The Hong Kong Football Association held a video conference with the nine Premier League clubs on Tuesday morning to discuss the start date and arrangements for the 2020-21 season. HKFA chairman Pui Kwan-kay confirmed that although some clubs had raised concerns, the clubs ultimately reached a compromise to start the new season on 24 October.
At the meeting, it is believed that five clubs – Eastern, Kitchee, R&F, Lee Man and Southern – agreed that the new season should begin in two weeks time. Four clubs – Happy Valley, Rangers, Pegasus and Resources Capital – did not agree, with the latter two arguing most strongly against going ahead as planned.
Pegasus and Resources Capital cited delays in the issue of work visas for foreign players, which would restrict such players from entering Hong Kong, as their reasons to postpone the start of next season. Furthermore, travellers arriving into Hong Kong must quarantine for 14 days upon arrival, creating an unequal playing field between clubs who already have a full compliment of foreigners and those who do not.
As a consequence of the delays, Pegasus requested to begin league play on 14 November, a full three weeks later than the targeted start date. Pui deemed the request as “reasonable” and stated that the clubs eventually reached a compromise in order to start the season as early as possible. “It’s possible that the first weeks of the season will be a mix of Sapling Cup group stage matches and select league matches,” he said. “We may wait until the beginning of November before we schedule a full slate of league matches.”
The chairman clarified that the clubs who specifically asked for a delay may not be asked to play league matches until November, but they may be asked to play Sapling Cup matches before November. These accommodations will require the approval of the HKFA’s Board of Directors.
HKFA hopes to enter Phase 2 of reopening
In its bid to restart the professional football season, the HKFA submitted a three-phase plan to the Home Affairs Bureau, laying a road map on how it plans to return to normal. The plan is currently in Phase 1 which means that all players must observe home quarantine and all matches are to be held behind closed doors.
Recently, Dr. Patrick Yung, chairman of the HKFA’s Medical Committee, has advised that it is safe to enter Phase 2, which would drop the home quarantine requirement, although players would still be tested prior to every match and temperature readings must continue to be submitted to each club’s health officer. Pui confirmed that he was considering whether to heed this advice, which would require approval from both the HAB and the Department of Health.
Crucially, Phase 2 would allow for the return of fans, as long as attendance is capped between 30 to 40 percent of stadium capacity. This would allow clubs to bring in crowds as normal, as 30 percent capacity at the 6,664 seat Mong Kok Stadium amounts to 2,000 seats – more than plenty for the majority of matches. The Board of Directors are expected to debate this idea on Thursday.

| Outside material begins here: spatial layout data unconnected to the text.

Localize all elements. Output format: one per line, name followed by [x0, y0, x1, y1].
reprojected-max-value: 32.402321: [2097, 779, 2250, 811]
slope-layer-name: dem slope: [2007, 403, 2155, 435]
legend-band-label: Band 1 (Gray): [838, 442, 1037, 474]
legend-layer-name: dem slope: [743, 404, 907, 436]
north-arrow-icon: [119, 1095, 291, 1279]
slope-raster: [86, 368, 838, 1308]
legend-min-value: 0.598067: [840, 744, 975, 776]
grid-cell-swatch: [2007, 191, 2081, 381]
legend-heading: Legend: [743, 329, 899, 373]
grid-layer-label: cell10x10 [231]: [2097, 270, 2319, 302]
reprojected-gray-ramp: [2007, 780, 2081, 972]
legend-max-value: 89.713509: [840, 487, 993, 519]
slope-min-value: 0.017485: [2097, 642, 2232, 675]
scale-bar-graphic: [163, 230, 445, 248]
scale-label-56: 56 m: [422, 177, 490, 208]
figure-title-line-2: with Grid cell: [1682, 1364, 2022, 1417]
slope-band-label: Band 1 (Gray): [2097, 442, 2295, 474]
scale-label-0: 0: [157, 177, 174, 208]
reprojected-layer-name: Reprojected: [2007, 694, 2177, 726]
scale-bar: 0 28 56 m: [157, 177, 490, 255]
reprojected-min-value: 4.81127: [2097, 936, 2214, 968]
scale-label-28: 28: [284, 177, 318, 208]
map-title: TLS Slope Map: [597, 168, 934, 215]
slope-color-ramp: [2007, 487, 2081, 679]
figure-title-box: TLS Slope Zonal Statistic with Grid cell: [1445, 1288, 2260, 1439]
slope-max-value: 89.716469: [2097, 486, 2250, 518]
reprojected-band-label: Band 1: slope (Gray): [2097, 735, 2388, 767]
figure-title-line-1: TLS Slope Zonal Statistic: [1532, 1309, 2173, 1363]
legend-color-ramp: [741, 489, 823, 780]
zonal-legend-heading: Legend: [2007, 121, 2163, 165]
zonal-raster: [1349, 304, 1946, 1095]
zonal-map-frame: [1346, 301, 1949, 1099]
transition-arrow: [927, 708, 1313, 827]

Only Phase 3 would entail a complete return to normal with no temperature checks, no quarantine and no caps on attendance.
The chairman stated that some of the teams who did not participate in the restart have already resumed training at venues which have been reopened by the government. He believed that stadiums which were not used during the restart, such as Tuen Mun Tang Shui Kin Sports Ground and Sham Shui Po Sports Ground, would be available for use in the new season.
HKFA seeks government subsidies
Several clubs have asked the HKFA to request government subsidies as a result of the pandemic’s effect on their finances. Pui confirmed today that the organization had already sent an application for funding on 30 September to subsidize the cost of venue rentals and broadcast fees.
“The clubs have taken a hit to their sponsorship income (because of the pandemic),” he relayed. “Various industries have applied for subsidies and we’re no different. As a professional sports league, our clubs face substantial salary expenses in the form of players and coaches.
“We hope that the HAB will consider our request and help us. Of course, approval will depend on whether our situation improves and the amount of aid.”